In Mexico, a former adviser to the government of Quintana Roo said, “One of the key challenges for the sector is to loosen the dependence on revenue streams from North America. It took decades for the sector to understand the importance of better air connectivity with emerging client markets. Hopefully, that will start to change this year.” Markets would do well to keep a close eye on public-private partnerships, infrastructure investment and technological improvements – doing so will make investments in the sector a more worthwhile prospect.

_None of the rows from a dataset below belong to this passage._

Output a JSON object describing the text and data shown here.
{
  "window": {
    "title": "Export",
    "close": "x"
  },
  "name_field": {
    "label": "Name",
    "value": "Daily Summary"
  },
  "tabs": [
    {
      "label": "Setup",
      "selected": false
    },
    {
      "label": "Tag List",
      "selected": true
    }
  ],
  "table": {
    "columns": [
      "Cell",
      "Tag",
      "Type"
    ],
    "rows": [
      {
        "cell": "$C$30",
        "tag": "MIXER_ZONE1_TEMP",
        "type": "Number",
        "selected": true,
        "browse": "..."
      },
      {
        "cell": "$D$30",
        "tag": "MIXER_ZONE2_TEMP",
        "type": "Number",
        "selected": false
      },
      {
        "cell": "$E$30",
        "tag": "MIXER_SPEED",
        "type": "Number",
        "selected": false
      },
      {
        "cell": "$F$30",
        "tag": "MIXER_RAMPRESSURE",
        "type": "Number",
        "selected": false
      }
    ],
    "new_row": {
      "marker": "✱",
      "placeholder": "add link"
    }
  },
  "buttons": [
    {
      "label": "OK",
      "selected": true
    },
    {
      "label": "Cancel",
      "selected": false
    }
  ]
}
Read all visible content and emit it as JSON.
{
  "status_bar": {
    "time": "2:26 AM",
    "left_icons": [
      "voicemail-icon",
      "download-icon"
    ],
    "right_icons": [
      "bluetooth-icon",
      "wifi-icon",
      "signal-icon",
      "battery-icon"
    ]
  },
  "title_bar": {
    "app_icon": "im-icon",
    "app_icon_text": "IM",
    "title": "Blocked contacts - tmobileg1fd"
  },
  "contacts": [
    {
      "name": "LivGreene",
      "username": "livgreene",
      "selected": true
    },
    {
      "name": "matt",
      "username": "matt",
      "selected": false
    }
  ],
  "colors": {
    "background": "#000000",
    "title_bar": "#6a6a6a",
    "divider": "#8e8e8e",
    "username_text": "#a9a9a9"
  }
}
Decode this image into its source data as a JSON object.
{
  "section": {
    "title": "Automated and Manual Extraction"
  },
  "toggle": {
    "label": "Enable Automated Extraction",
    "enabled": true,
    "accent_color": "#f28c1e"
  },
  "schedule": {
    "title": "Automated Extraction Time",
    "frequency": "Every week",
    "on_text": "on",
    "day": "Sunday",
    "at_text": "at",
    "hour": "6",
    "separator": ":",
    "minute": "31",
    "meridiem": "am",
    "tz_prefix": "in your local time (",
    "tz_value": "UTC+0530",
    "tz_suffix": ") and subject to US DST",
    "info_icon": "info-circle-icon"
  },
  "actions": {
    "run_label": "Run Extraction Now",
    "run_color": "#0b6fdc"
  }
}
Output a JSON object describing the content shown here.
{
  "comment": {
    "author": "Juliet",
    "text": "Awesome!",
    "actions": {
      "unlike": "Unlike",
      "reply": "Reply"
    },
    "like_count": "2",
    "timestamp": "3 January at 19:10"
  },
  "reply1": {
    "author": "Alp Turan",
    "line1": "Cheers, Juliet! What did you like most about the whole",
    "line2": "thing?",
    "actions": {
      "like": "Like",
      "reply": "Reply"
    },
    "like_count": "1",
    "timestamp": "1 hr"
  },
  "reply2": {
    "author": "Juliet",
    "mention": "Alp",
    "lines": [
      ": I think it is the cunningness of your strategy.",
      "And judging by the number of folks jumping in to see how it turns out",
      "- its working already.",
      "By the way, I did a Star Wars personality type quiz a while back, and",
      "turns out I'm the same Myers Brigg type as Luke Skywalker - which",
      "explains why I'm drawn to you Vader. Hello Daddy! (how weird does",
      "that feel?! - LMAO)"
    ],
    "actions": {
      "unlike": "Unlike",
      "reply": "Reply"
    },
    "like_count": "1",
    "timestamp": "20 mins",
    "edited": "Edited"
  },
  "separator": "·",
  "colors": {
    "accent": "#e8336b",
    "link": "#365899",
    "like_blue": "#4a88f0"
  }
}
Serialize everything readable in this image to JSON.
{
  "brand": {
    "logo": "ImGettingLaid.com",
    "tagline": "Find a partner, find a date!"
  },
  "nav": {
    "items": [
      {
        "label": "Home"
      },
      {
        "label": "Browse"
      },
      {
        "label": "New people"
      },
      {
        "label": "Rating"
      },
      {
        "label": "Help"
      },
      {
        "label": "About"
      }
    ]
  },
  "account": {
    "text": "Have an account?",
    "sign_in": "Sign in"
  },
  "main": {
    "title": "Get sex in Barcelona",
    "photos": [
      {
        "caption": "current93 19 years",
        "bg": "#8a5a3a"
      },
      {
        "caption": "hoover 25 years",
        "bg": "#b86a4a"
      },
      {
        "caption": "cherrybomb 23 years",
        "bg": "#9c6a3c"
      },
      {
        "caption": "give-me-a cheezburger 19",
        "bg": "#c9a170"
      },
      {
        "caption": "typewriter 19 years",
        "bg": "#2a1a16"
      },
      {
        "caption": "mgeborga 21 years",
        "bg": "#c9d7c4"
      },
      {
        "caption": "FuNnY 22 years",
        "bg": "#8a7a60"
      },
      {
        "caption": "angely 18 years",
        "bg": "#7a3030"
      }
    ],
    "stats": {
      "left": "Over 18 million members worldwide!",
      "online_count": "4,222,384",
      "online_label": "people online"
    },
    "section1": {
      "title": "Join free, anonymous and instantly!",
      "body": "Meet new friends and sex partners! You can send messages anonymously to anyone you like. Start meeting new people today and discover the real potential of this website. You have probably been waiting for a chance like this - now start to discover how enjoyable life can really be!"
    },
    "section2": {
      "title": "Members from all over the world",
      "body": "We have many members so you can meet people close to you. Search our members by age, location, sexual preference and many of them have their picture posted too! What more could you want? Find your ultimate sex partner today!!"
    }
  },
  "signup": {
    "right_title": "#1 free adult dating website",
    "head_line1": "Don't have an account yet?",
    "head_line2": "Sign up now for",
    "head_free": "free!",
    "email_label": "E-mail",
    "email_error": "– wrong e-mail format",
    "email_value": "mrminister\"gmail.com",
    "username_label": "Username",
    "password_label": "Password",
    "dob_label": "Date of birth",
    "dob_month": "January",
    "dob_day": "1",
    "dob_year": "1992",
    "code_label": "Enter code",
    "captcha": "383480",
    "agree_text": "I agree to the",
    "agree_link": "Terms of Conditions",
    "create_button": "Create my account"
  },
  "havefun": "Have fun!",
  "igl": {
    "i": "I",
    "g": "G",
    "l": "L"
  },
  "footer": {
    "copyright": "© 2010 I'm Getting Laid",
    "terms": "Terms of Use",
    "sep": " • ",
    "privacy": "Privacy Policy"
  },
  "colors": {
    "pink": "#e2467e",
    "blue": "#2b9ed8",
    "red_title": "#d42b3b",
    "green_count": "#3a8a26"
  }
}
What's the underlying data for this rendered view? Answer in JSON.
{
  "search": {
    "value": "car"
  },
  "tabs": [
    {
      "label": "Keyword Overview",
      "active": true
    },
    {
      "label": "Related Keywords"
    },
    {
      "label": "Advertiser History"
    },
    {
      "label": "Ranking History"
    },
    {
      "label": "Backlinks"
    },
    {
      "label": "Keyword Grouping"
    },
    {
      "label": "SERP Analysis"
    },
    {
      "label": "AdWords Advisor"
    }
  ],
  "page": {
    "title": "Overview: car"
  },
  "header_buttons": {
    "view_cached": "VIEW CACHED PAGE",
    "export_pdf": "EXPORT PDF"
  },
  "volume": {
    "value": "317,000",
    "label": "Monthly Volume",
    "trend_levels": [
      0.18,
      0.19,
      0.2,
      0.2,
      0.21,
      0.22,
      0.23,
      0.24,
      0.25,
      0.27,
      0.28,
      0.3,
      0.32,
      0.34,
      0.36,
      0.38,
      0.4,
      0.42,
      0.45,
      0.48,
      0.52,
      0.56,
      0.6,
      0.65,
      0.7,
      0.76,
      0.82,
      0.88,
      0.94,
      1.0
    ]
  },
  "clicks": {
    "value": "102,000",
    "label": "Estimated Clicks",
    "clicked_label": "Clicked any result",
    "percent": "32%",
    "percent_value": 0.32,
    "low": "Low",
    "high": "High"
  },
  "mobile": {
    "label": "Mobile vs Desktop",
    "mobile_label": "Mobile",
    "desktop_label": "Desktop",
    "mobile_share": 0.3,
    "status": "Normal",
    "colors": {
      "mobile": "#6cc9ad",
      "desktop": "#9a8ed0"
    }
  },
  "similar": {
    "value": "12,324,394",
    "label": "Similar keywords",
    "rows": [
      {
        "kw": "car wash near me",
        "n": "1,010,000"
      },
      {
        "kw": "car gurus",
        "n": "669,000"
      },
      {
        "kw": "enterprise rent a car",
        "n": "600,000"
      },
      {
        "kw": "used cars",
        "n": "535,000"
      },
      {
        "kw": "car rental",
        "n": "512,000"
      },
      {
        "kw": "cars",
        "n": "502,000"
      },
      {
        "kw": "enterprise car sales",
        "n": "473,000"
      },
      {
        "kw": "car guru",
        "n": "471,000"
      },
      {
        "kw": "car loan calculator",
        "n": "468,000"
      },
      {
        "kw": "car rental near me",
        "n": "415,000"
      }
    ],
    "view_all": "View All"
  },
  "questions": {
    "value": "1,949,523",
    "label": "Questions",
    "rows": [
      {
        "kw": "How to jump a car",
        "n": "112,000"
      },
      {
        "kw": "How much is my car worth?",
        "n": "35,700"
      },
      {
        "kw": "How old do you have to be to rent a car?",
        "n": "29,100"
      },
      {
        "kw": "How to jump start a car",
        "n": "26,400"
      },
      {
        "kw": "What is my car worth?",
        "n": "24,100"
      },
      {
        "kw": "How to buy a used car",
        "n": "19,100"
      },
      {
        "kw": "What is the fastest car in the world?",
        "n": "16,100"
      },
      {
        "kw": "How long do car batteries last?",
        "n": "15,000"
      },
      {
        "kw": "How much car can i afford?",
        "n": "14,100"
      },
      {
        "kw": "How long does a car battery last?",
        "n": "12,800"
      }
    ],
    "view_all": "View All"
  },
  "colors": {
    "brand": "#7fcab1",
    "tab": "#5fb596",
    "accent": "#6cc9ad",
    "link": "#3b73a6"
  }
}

For investors looking for the next big thing, Latin America is an exciting prospect. It is darkly ironic that a pandemic which devastated the region also spurred the kind of innovation that is more often associated with hubs in Asia and North America. From healthcare to groceries – startups are recalibrating supply chains and cutting out superfluous middlemen. Yes of course commodities still matter – gold, oil, lithium – these will remain the bread and butter of administrations across the region, but it’s the technological revolution which is whetting the appetite of venture capitalists.
Where governments are open to the kind of entrepreneurialism that could challenge the dominance of Latin America’s staid family-owned conglomerates, they will be rewarded with capital inflows from investors seeking to take a punt on new ideas. Where protectionism prevails, and administrations shield industries from genuine competition, its not just capital that will leave their shores, so too will their best entrepreneurial minds.